For Jimmy Lai, the Catholic human-rights activist on trial for violating Hong Kong’s new security law, a trade war “presents challenges and potential opportunities,” Benedict Rogers, founder and trustee of Hong Kong Watch, told the Register.
“As tensions rise, it may make it more difficult to negotiate Jimmy Lai’s release, but it may present an opportunity for leverage that could be used to secure his release,” said Rogers. The 77-year-old Lai, founder of the now-defunct pro-democracy newspaper Apple Daily, has spent more than five years in prison in solitary confinement.
“The United States should think creatively and certainly make his freedom a priority concern,” Rogers added. “It is vital that his case, and human rights in Hong Kong and China in general, do not get forgotten among the tariff war and the focus on economic policy.”
According to Mark Clifford, author of The Troublemaker: How Jimmy Lai Became a Billionaire, Hong Kong’s Greatest Dissident, and China’s Most Feared Critic, the U.S. should work to keep open other avenues of diplomatic discussion with China, even as tensions over a trade war increase.
“I hope that in areas where the U.S. and China can work together — whether in fentanyl, human rights (including wrongfully detained people), or energy and environmental issues — talks will continue,” said Clifford.
Under such circumstances, he said, he could see an opening for Lai’s release.
“At a time of heightened trade tensions, it’s more important than ever that discussions continue in these less highly charged areas. When Sino-U.S. relations do start warming, letting Jimmy Lai out of prison would be a low-cost, high-reward gesture on the part of China,” Clifford said.
Sebastien Lai, the son of the imprisoned media magnate, traveled to Washington last month to meet with State Department officials and members of Congress about securing his father’s release.

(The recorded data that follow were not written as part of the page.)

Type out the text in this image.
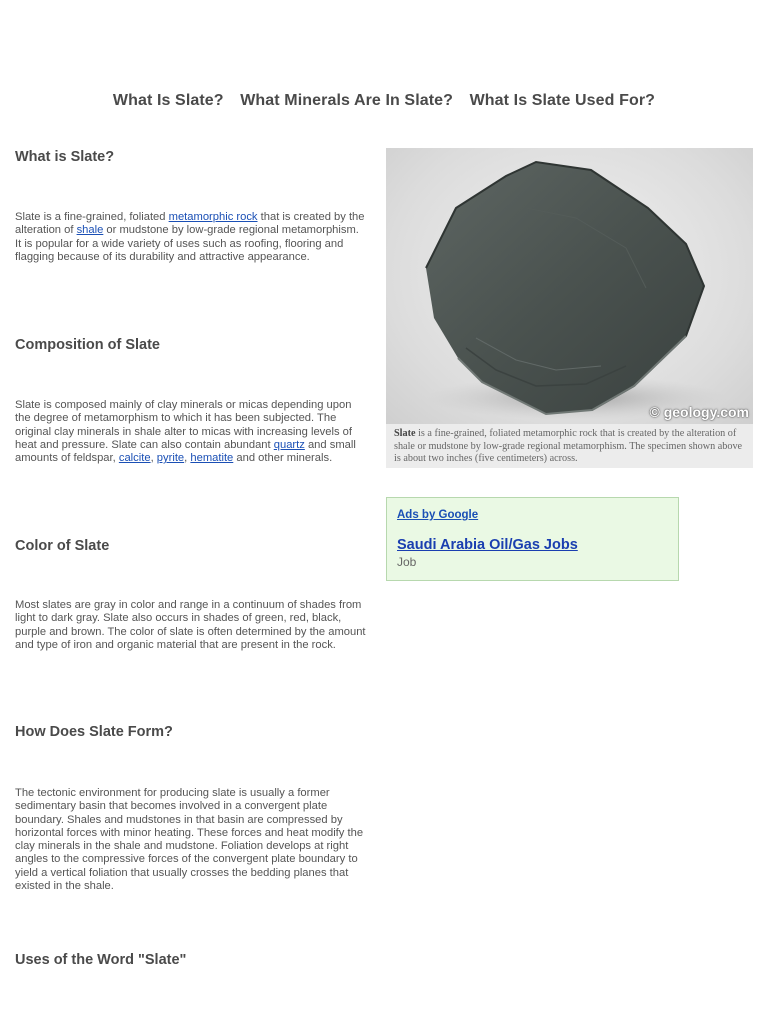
What Is Slate? What Minerals Are In Slate? What Is Slate Used For?
What is Slate?

Slate is a fine-grained, foliated metamorphic rock that is created by the alteration of shale or mudstone by low-grade regional metamorphism. It is popular for a wide variety of uses such as roofing, flooring and flagging because of its durability and attractive appearance.

Composition of Slate

Slate is composed mainly of clay minerals or micas depending upon the degree of metamorphism to which it has been subjected. The original clay minerals in shale alter to micas with increasing levels of heat and pressure. Slate can also contain abundant quartz and small amounts of feldspar, calcite, pyrite, hematite and other minerals.

Color of Slate

Most slates are gray in color and range in a continuum of shades from light to dark gray. Slate also occurs in shades of green, red, black, purple and brown. The color of slate is often determined by the amount and type of iron and organic material that are present in the rock.

How Does Slate Form?

The tectonic environment for producing slate is usually a former sedimentary basin that becomes involved in a convergent plate boundary. Shales and mudstones in that basin are compressed by horizontal forces with minor heating. These forces and heat modify the clay minerals in the shale and mudstone. Foliation develops at right angles to the compressive forces of the convergent plate boundary to yield a vertical foliation that usually crosses the bedding planes that existed in the shale.

Uses of the Word "Slate"
© geology.com
Slate is a fine-grained, foliated metamorphic rock that is created by the alteration of shale or mudstone by low-grade regional metamorphism. The specimen shown above is about two inches (five centimeters) across.
Ads by Google
Saudi Arabia Oil/Gas Jobs
Job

At a press conference on March 11, he stressed the importance of getting his father, who suffers from diabetes, out of jail as soon as possible.
“There is a real fear that [my father] might pass away at any time, especially given that we have summer coming up,” with high temperatures, he said.
The new U.S. administration makes him “a lot more hopeful,” Sebastien Lai said. During the 2024 campaign, Donald Trump promised to get the senior Lai released from prison.
“By the way, 100%, I’ll get him out. He’ll be easy to get out,” Trump told talk-show host Hugh Hewitt.
“President Trump was the first president in the United States that mentioned my father by name,” Lai said.
Not every advocate for Lai’s release is optimistic that Lai could be freed through American diplomacy. Nina Shea, a scholar at the Hudson Institute, said she is not aware that any negotiations for Lai’s release are taking place.
“He is not an American citizen. The court hearing his case boasts of a 100% conviction rate. Life term is a possible sentence. I’m hoping that, given his age, he will be able to serve any sentence under house arrest,” Shea told the Register.
Shea shared her doubts that the judicial system in Hong Kong, which is controlled by Beijing, would show any leniency toward Lai.
“But the Chinese Communist Party abjures mercy. It even changed a Gospel story in a government textbook from a Christian lesson of mercy to one of retribution. In the story of the adulterous woman, the Chinese authorities changed the ending to one where Jesus stones the woman to death,” she said.
While it is difficult to determine how many political prisoners remain behind bars in China and Hong Kong, the Political Prisoner Database maintained by the Congressional-Executive Commission on China (CECC) estimated in 2019 that there were about 1,600 such detainees.